Aujourd’hui, je vais parler de la série ‘Saint Seiya : Knight of the Zodiac’ produite par Netflix en 2019. Mais je n’ai pas tant à dire que ça dessus et c’est surtout un prétexte pour parler de Saint Seiya, en Français Les chevaliers du zodiaque dont c’est le remake.

Saint Seiya donc est un manga de Masami Kurumada des années 80 et son adaptation en dessin animé a été un des fers de lance de la poularité de l’anime en France sous le nom des Chevaliers du Zodiaque.
Comment résumer ? En fait, pour ma part quand j’ai découvert la série étant petit, la différence que je faisais avec les autres séries avec des gars avec des pouvoirs qui combattent des méchants, c’étaient que ces personnages représentaient chacun une constellation et que beaucoup de combats consistaient en le héros qui se faisait battre, se relevait indéfiniment puis terrassait son adversaire grâce à la force de l’amour, de la loyauté, de la justice entre autres flamboyantes valeurs. Même à l’époque, les autres séries du genre cherchaient à être plus subtiles et à donner plus de suspense et de variété à leurs combats. Dans le fond, ça se ramenait tout de même globalement à ça avec par exemple le coup du super pouvoir impressionnant qui se révèle quand la situation est désespérée.
Mais dans le même temps, ils avaient de jolies armures et quand on en est arrivé aux personnages représentant les constellations qui sont aussi des signes du zodiaque, c’était l’occasion de débats enflammés dans la cour de récréation pour défendre son signe astrologique. Et clairement, j’étais et je suis encore sensible aux références aux mythologies européennes.
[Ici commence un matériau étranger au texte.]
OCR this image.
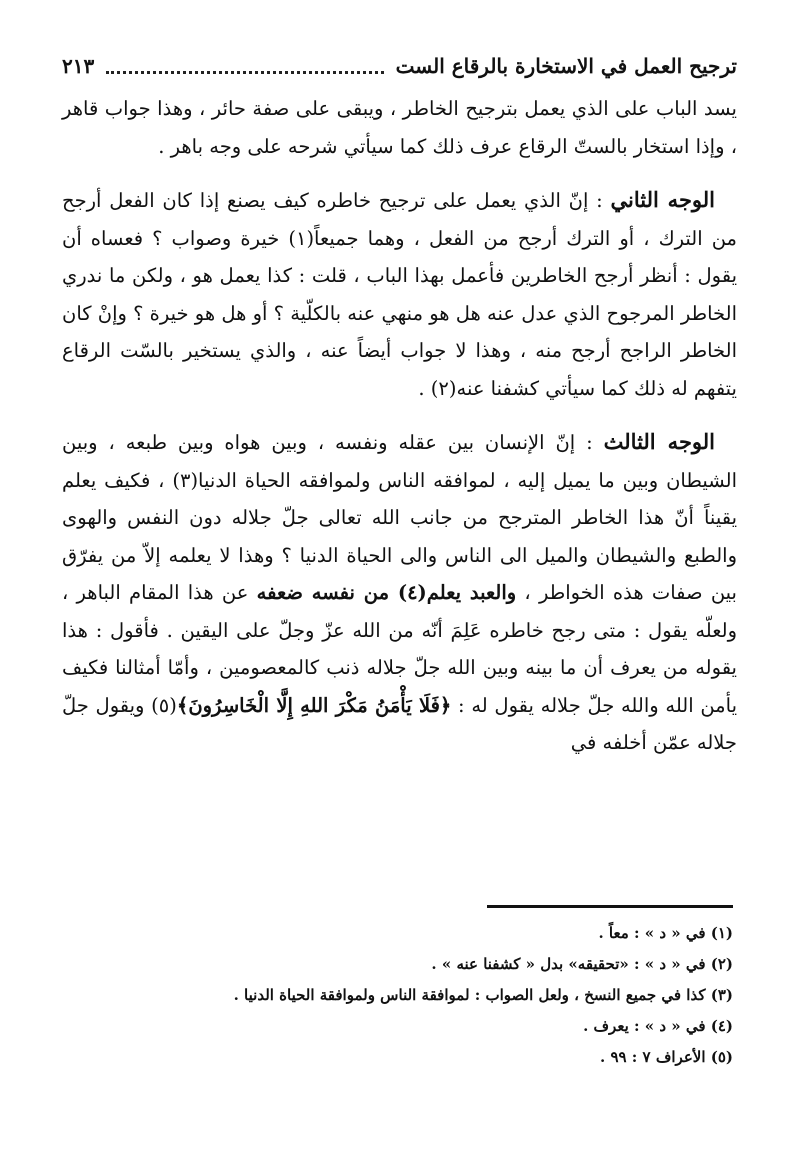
ترجيح العمل في الاستخارة بالرقاع الست
٢١٣

يسد الباب على الذي يعمل بترجيح الخاطر ، ويبقى على صفة حائر ، وهذا جواب قاهر ، وإذا استخار بالستّ الرقاع عرف ذلك كما سيأتي شرحه على وجه باهر .

الوجه الثاني : إنّ الذي يعمل على ترجيح خاطره كيف يصنع إذا كان الفعل أرجح من الترك ، أو الترك أرجح من الفعل ، وهما جميعاً(١) خيرة وصواب ؟ فعساه أن يقول : أنظر أرجح الخاطرين فأعمل بهذا الباب ، قلت : كذا يعمل هو ، ولكن ما ندري الخاطر المرجوح الذي عدل عنه هل هو منهي عنه بالكلّية ؟ أو هل هو خيرة ؟ وإنْ كان الخاطر الراجح أرجح منه ، وهذا لا جواب أيضاً عنه ، والذي يستخير بالسّت الرقاع يتفهم له ذلك كما سيأتي كشفنا عنه(٢) .

الوجه الثالث : إنّ الإنسان بين عقله ونفسه ، وبين هواه وبين طبعه ، وبين الشيطان وبين ما يميل إليه ، لموافقه الناس ولموافقه الحياة الدنيا(٣) ، فكيف يعلم يقيناً أنّ هذا الخاطر المترجح من جانب الله تعالى جلّ جلاله دون النفس والهوى والطبع والشيطان والميل الى الناس والى الحياة الدنيا ؟ وهذا لا يعلمه إلاّ من يفرّق بين صفات هذه الخواطر ، والعبد يعلم(٤) من نفسه ضعفه عن هذا المقام الباهر ، ولعلّه يقول : متى رجح خاطره عَلِمَ أنّه من الله عزّ وجلّ على اليقين . فأقول : هذا يقوله من يعرف أن ما بينه وبين الله جلّ جلاله ذنب كالمعصومين ، وأمّا أمثالنا فكيف يأمن الله والله جلّ جلاله يقول له : ﴿فَلَا يَأْمَنُ مَكْرَ اللهِ إِلَّا الْخَاسِرُونَ﴾(٥) ويقول جلّ جلاله عمّن أخلفه في

(١) في « د » : معاً .
(٢) في « د » : «تحقيقه» بدل « كشفنا عنه » .
(٣) كذا في جميع النسخ ، ولعل الصواب : لموافقة الناس ولموافقة الحياة الدنيا .
(٤) في « د » : يعرف .
(٥) الأعراف ٧ : ٩٩ .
La série est de base confuse. Je n’ai vraiment compris le scénario, autant son aspect tragique et son coté épique, bien plus tard. Même en revoyant la série plusieurs années après en ayant lu le manga et en sachant là où ça allait, j’ai vu qu’il était difficile de comprendre que l’immense majorité des conflits de l’histoire sont provoqués par la manipulation et que la plupart du temps il s’agit d’une lutte fratricide entre représentants du même camp.
En partie, la faute au doublage français qui s’emmêle quelque fois dans les noms et dans lesquelles certaines discussions sérieuses sont transformées. C’est véridique, un dialogue durant lequel les héros s’interrogent sur l’identité d’un ennemi avant d’aller l’affronter, les répliques de la version française sont les personnages qui se demandent s’ils vont manger du poulet. Il est probable que les adaptateurs eux-même ne savaient trop de quoi il s’agissait.
Après tout, c’est ce même doublage français qui a attribué momentanément des voix féminines à des personnages avant de réaliser que c’étaient des hommes… Dans la même série où j’ai découvert pour la première fois des hommes aux cheveux longs ou efféminés et coquets... ça faisait beaucoup.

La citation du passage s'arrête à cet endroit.